In the News: Slave Diary Connection That Inspired William Faulkner’s Literature Discovered

William Faulkner
The son of William Faulkner’s childhood friend remembers Faulkner visiting their family home in the thirties and taking notes from a family diary and slave ledger belonging to a wealthy plantation owner named Francis Terry Leak. In 1942 Faulkner’s novel Go Down, Moses was published. This novel is made up of seven connected stories that trace the life of a family and its slaves in the fictional town of Yoknapatawpha County, Mississippi.

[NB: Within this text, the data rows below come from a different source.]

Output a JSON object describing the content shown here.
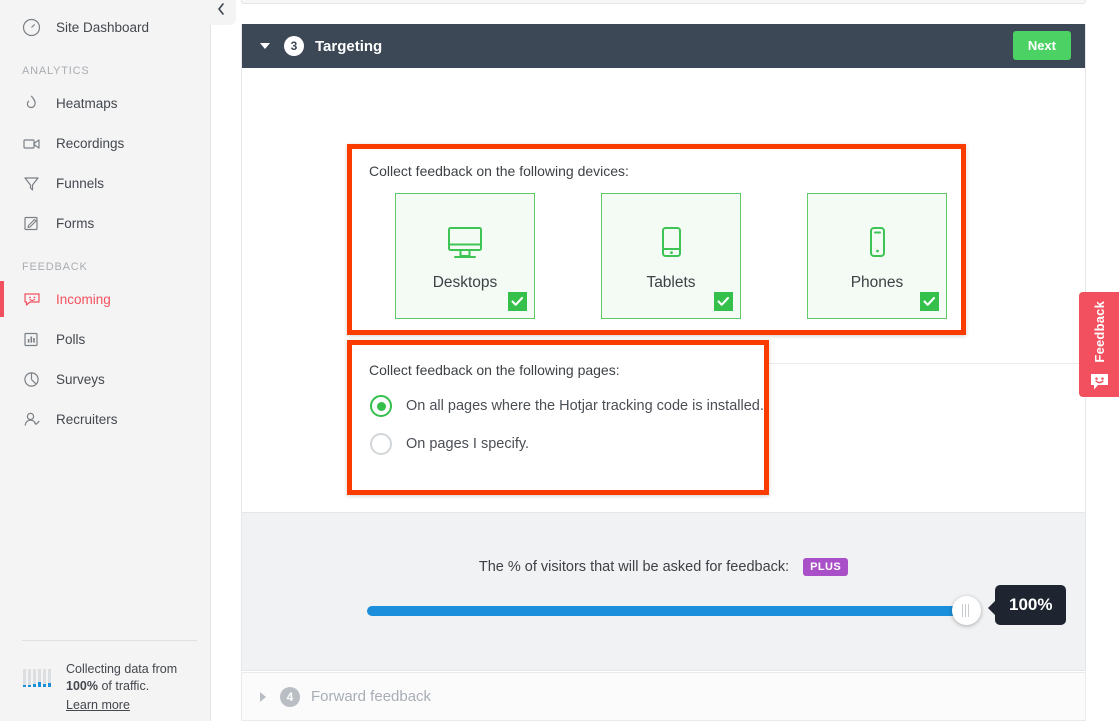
{
  "sidebar": {
    "collapse_icon": "chevron-left-icon",
    "top_items": [
      {
        "label": "Site Dashboard",
        "icon": "gauge-icon",
        "active": false
      }
    ],
    "sections": [
      {
        "title": "ANALYTICS",
        "items": [
          {
            "label": "Heatmaps",
            "icon": "flame-icon",
            "active": false
          },
          {
            "label": "Recordings",
            "icon": "video-camera-icon",
            "active": false
          },
          {
            "label": "Funnels",
            "icon": "funnel-icon",
            "active": false
          },
          {
            "label": "Forms",
            "icon": "form-pencil-icon",
            "active": false
          }
        ]
      },
      {
        "title": "FEEDBACK",
        "items": [
          {
            "label": "Incoming",
            "icon": "feedback-smiley-icon",
            "active": true
          },
          {
            "label": "Polls",
            "icon": "bar-chart-icon",
            "active": false
          },
          {
            "label": "Surveys",
            "icon": "pie-chart-icon",
            "active": false
          },
          {
            "label": "Recruiters",
            "icon": "user-check-icon",
            "active": false
          }
        ]
      }
    ],
    "footer": {
      "line1": "Collecting data from",
      "percent": "100%",
      "line2_suffix": " of traffic.",
      "link": "Learn more",
      "icon": "bar-sparkline-icon"
    }
  },
  "card": {
    "step_number": "3",
    "title": "Targeting",
    "next_label": "Next",
    "caret_icon": "caret-down-icon",
    "devices": {
      "label": "Collect feedback on the following devices:",
      "items": [
        {
          "name": "Desktops",
          "icon": "desktop-monitor-icon",
          "selected": true,
          "check_icon": "check-icon"
        },
        {
          "name": "Tablets",
          "icon": "tablet-icon",
          "selected": true,
          "check_icon": "check-icon"
        },
        {
          "name": "Phones",
          "icon": "phone-icon",
          "selected": true,
          "check_icon": "check-icon"
        }
      ]
    },
    "pages": {
      "label": "Collect feedback on the following pages:",
      "options": [
        {
          "label": "On all pages where the Hotjar tracking code is installed.",
          "selected": true
        },
        {
          "label": "On pages I specify.",
          "selected": false
        }
      ]
    },
    "slider": {
      "caption": "The % of visitors that will be asked for feedback:",
      "badge": "PLUS",
      "value": "100%",
      "percent": 100,
      "fill_color": "#1b8fdb",
      "track_color": "#dfe1e4"
    }
  },
  "next_card": {
    "step_number": "4",
    "title": "Forward feedback",
    "caret_icon": "caret-right-icon"
  },
  "feedback_tab": {
    "label": "Feedback",
    "icon": "feedback-smiley-icon",
    "color": "#f3505f"
  },
  "colors": {
    "header_bg": "#3c4856",
    "accent_green": "#35c04b",
    "next_green": "#4cd264",
    "highlight_red": "#fa3c00",
    "sidebar_active": "#f3505f",
    "plus_purple": "#a950c8",
    "slider_blue": "#1b8fdb"
  }
}
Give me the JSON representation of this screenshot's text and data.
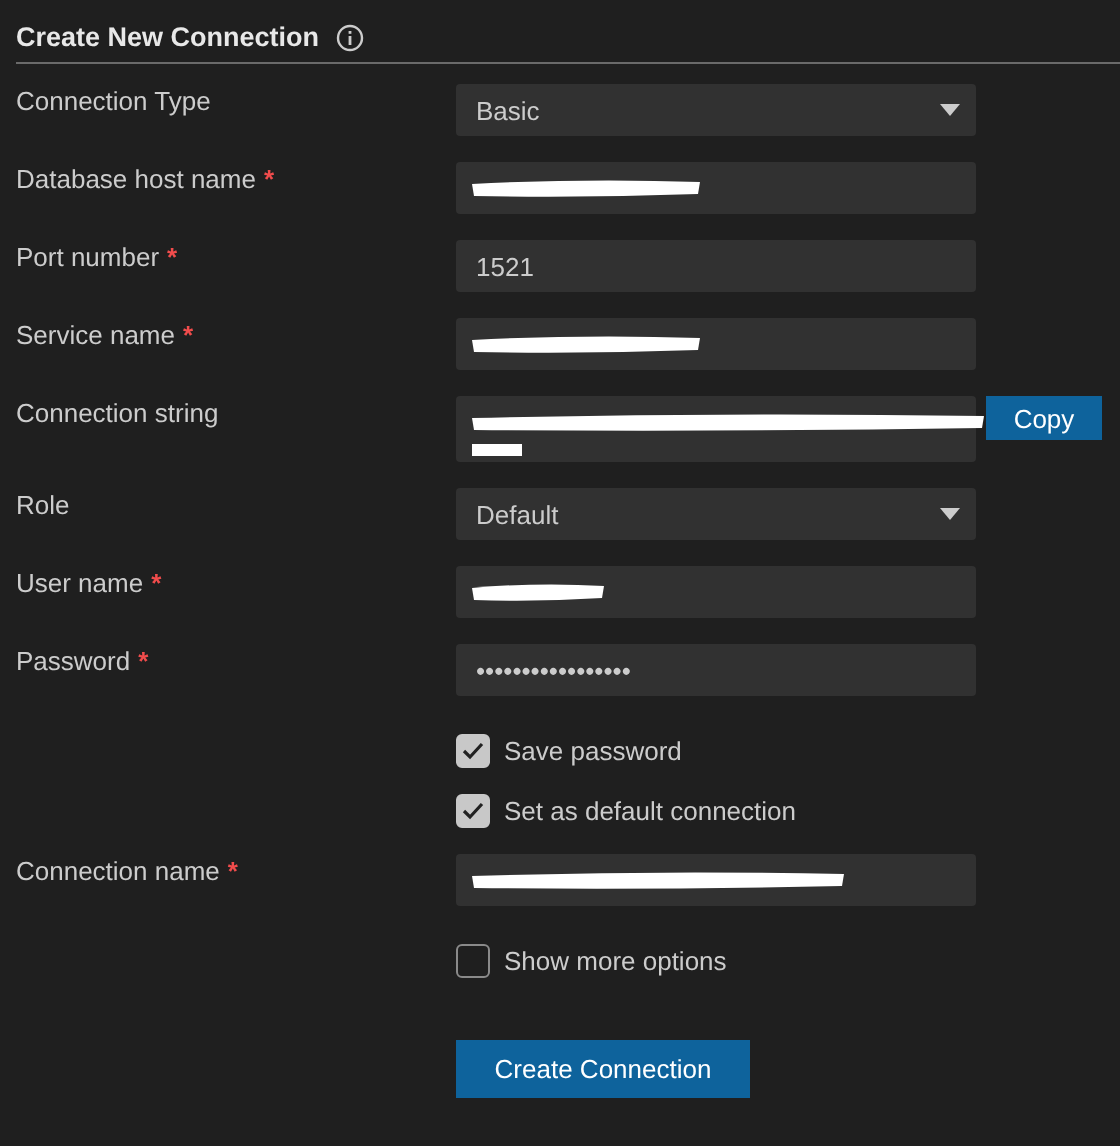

Edgar Wiggin Francisco III wanted to keep the diary’s connection with Faulkner a secret because of the darker side of his family's history, but was urged by his wife to share it with the public. Many of the names Faulkner gave to characters in Go Down, Moses, The Sound and the Fury, and Absalom, Absalom! come directly from the slave ledger. Francisco said that Faulkner would rant about Leak’s pro-slavery views while studying the papers.

Leak’s diary and papers are not a new discovery. They were donated to the University of North Carolina in 1946. But the connection to Faulkner is new and an important discovery for scholars studying the inspiration for his body of work.

Faulkner is considered one of the premier voices of southern literature, in good company with Flannery O'Connor, Eudora Welty, and Tennessee Williams. He died of a heart attack in 1962.